В статье памяти своего гимназического и студенческого друга Вернадский писал, что такой тип познания природы - гётевский - чрезвычайно редок и ценен, потому что человек, самостоятельная и творческая личность, связан с природой всеми органами чувств. И счастлив натуралист, когда может выразить свое ощущение яркими образами, а не только посредством терминов и схем. Он, как историк, запечатлевает уникальное состояние природы, которого уже никогда не будет, ибо она никогда не возвращается в прежнее состояние. Природа длится во времени. Каждый ее миг неповторим.

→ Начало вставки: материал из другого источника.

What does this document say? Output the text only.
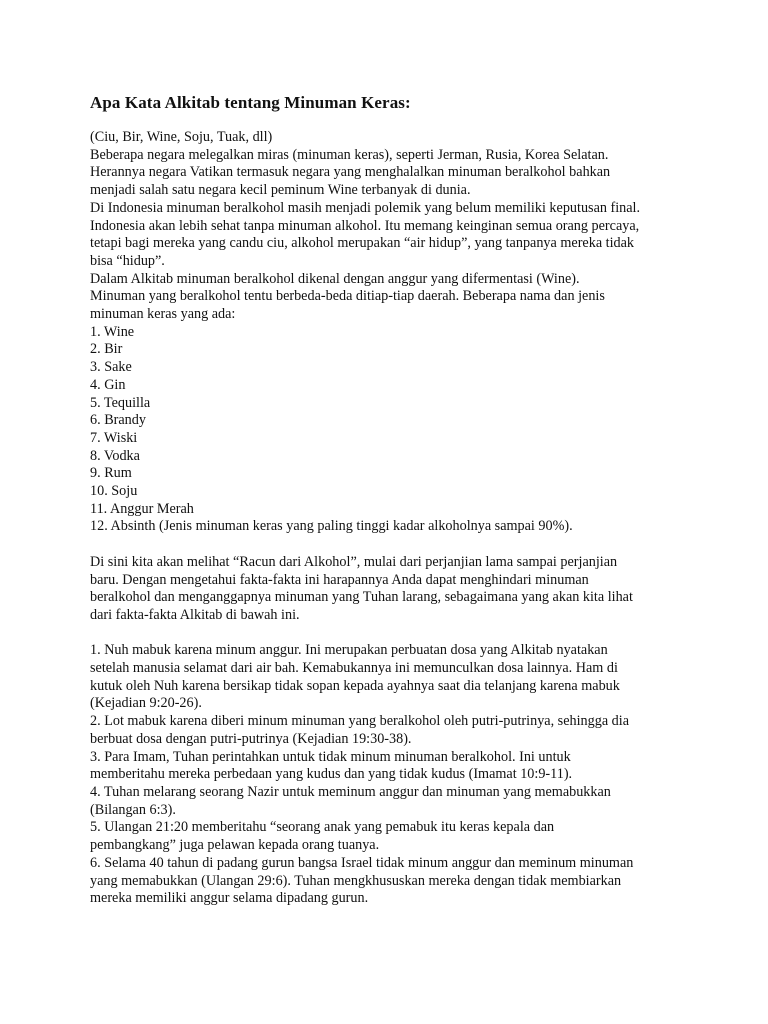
Apa Kata Alkitab tentang Minuman Keras:
(Ciu, Bir, Wine, Soju, Tuak, dll)
Beberapa negara melegalkan miras (minuman keras), seperti Jerman, Rusia, Korea Selatan.
Herannya negara Vatikan termasuk negara yang menghalalkan minuman beralkohol bahkan
menjadi salah satu negara kecil peminum Wine terbanyak di dunia.
Di Indonesia minuman beralkohol masih menjadi polemik yang belum memiliki keputusan final.
Indonesia akan lebih sehat tanpa minuman alkohol. Itu memang keinginan semua orang percaya,
tetapi bagi mereka yang candu ciu, alkohol merupakan “air hidup”, yang tanpanya mereka tidak
bisa “hidup”.
Dalam Alkitab minuman beralkohol dikenal dengan anggur yang difermentasi (Wine).
Minuman yang beralkohol tentu berbeda-beda ditiap-tiap daerah. Beberapa nama dan jenis
minuman keras yang ada:
1. Wine
2. Bir
3. Sake
4. Gin
5. Tequilla
6. Brandy
7. Wiski
8. Vodka
9. Rum
10. Soju
11. Anggur Merah
12. Absinth (Jenis minuman keras yang paling tinggi kadar alkoholnya sampai 90%).
Di sini kita akan melihat “Racun dari Alkohol”, mulai dari perjanjian lama sampai perjanjian
baru. Dengan mengetahui fakta-fakta ini harapannya Anda dapat menghindari minuman
beralkohol dan menganggapnya minuman yang Tuhan larang, sebagaimana yang akan kita lihat
dari fakta-fakta Alkitab di bawah ini.
1. Nuh mabuk karena minum anggur. Ini merupakan perbuatan dosa yang Alkitab nyatakan
setelah manusia selamat dari air bah. Kemabukannya ini memunculkan dosa lainnya. Ham di
kutuk oleh Nuh karena bersikap tidak sopan kepada ayahnya saat dia telanjang karena mabuk
(Kejadian 9:20-26).
2. Lot mabuk karena diberi minum minuman yang beralkohol oleh putri-putrinya, sehingga dia
berbuat dosa dengan putri-putrinya (Kejadian 19:30-38).
3. Para Imam, Tuhan perintahkan untuk tidak minum minuman beralkohol. Ini untuk
memberitahu mereka perbedaan yang kudus dan yang tidak kudus (Imamat 10:9-11).
4. Tuhan melarang seorang Nazir untuk meminum anggur dan minuman yang memabukkan
(Bilangan 6:3).
5. Ulangan 21:20 memberitahu “seorang anak yang pemabuk itu keras kepala dan
pembangkang” juga pelawan kepada orang tuanya.
6. Selama 40 tahun di padang gurun bangsa Israel tidak minum anggur dan meminum minuman
yang memabukkan (Ulangan 29:6). Tuhan mengkhususkan mereka dengan tidak membiarkan
mereka memiliki anggur selama dipadang gurun.
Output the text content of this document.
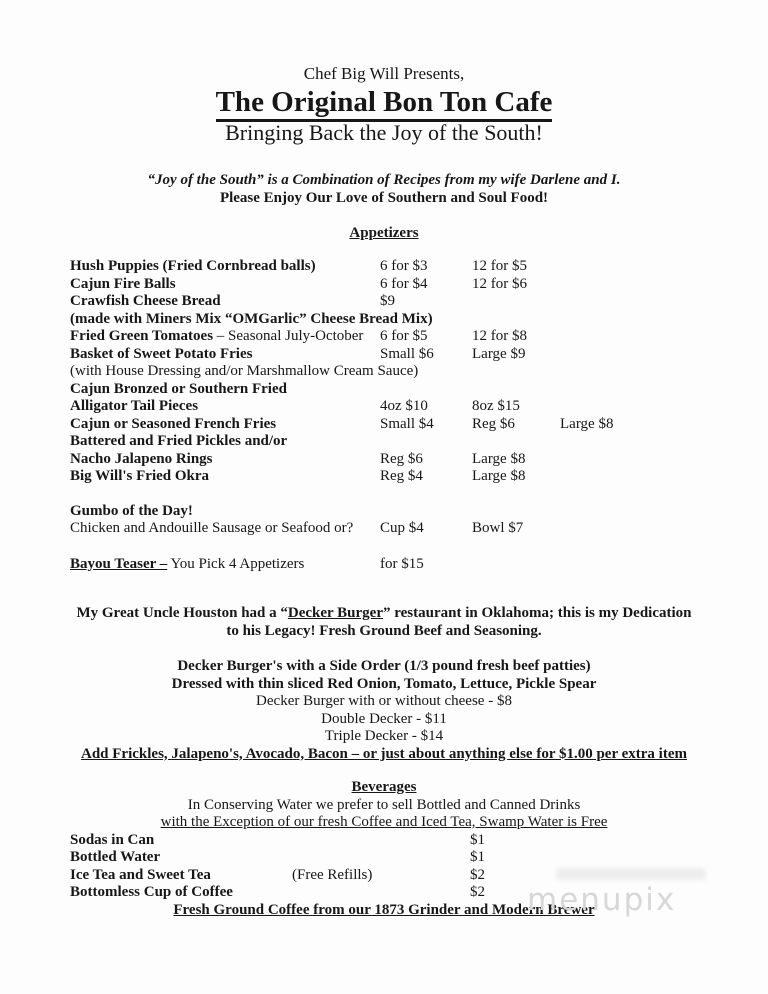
Chef Big Will Presents,
The Original Bon Ton Cafe
Bringing Back the Joy of the South!
“Joy of the South” is a Combination of Recipes from my wife Darlene and I.
Please Enjoy Our Love of Southern and Soul Food!
Appetizers
Hush Puppies (Fried Cornbread balls)	6 for $3	12 for $5
Cajun Fire Balls	6 for $4	12 for $6
Crawfish Cheese Bread	$9
(made with Miners Mix “OMGarlic” Cheese Bread Mix)
Fried Green Tomatoes – Seasonal July-October	6 for $5	12 for $8
Basket of Sweet Potato Fries	Small $6	Large $9
(with House Dressing and/or Marshmallow Cream Sauce)
Cajun Bronzed or Southern Fried
Alligator Tail Pieces	4oz $10	8oz $15
Cajun or Seasoned French Fries	Small $4	Reg $6	Large $8
Battered and Fried Pickles and/or
Nacho Jalapeno Rings	Reg $6	Large $8
Big Will's Fried Okra	Reg $4	Large $8
Gumbo of the Day!
Chicken and Andouille Sausage or Seafood or?	Cup $4	Bowl $7
Bayou Teaser – You Pick 4 Appetizers	for $15
My Great Uncle Houston had a “Decker Burger” restaurant in Oklahoma; this is my Dedication
to his Legacy! Fresh Ground Beef and Seasoning.
Decker Burger's with a Side Order (1/3 pound fresh beef patties)
Dressed with thin sliced Red Onion, Tomato, Lettuce, Pickle Spear
Decker Burger with or without cheese - $8
Double Decker - $11
Triple Decker - $14
Add Frickles, Jalapeno's, Avocado, Bacon – or just about anything else for $1.00 per extra item
Beverages
In Conserving Water we prefer to sell Bottled and Canned Drinks
with the Exception of our fresh Coffee and Iced Tea, Swamp Water is Free
Sodas in Can	$1
Bottled Water	$1
Ice Tea and Sweet Tea	(Free Refills)	$2
Bottomless Cup of Coffee	$2
Fresh Ground Coffee from our 1873 Grinder and Modern Brewer
menupix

Главным деянием Краснова, подлинным подвигом, следует считать создание в России тропического ботанического сада. Серьезно заболев и зная, что его конец близок, он оставляет преподавание и с величайшей энергией осуществляет свою жизненную мечту - перенести тропики на родину. Он заручился поддержкой министра земледелия А. В. Кривошеина, добыл средства и в 1912 году заложил сад на выбранном им месте на Зеленом Мысу под Батумом.
Сад построен им по географическому, а не по систематическому признаку. То есть в одном месте собрано наибольшее количество растений данной страны. Любовно выращены уголки японской, китайской, индонезийской природы. Это придает саду, кроме научного, популярного и познавательного, еще и прикладное значение. Он служит площадкой для акклиматизации и введения в культуру новых растений. А кроме того, создает эстетичный ландшафт.
Всего два года директорствовал Краснов. "Он умер, - писал вскоре Вернадский о своем друге, - среди работы в связи с садом и похоронен там же на выбранном им месте, про которое он писал: "Сделайте от моей могилы просеку, чтобы мне видна была Чаква с окружающими ее снеговыми горами, кусочками моря; я там впервые начал работу, там тоже осталась частичка моего я…""
Война ворвалась в жизнь каждого. Пытался уйти на фронт простым солдатом Георгий. Но Вернадский сумел отговорить сына от этой затеи. Добровольно ушел на фронт его ученик и преподаватель Высших женских курсов по минералогии Виссарион Виссарионович Карандеев. Ушел и погиб в начале 1916 года.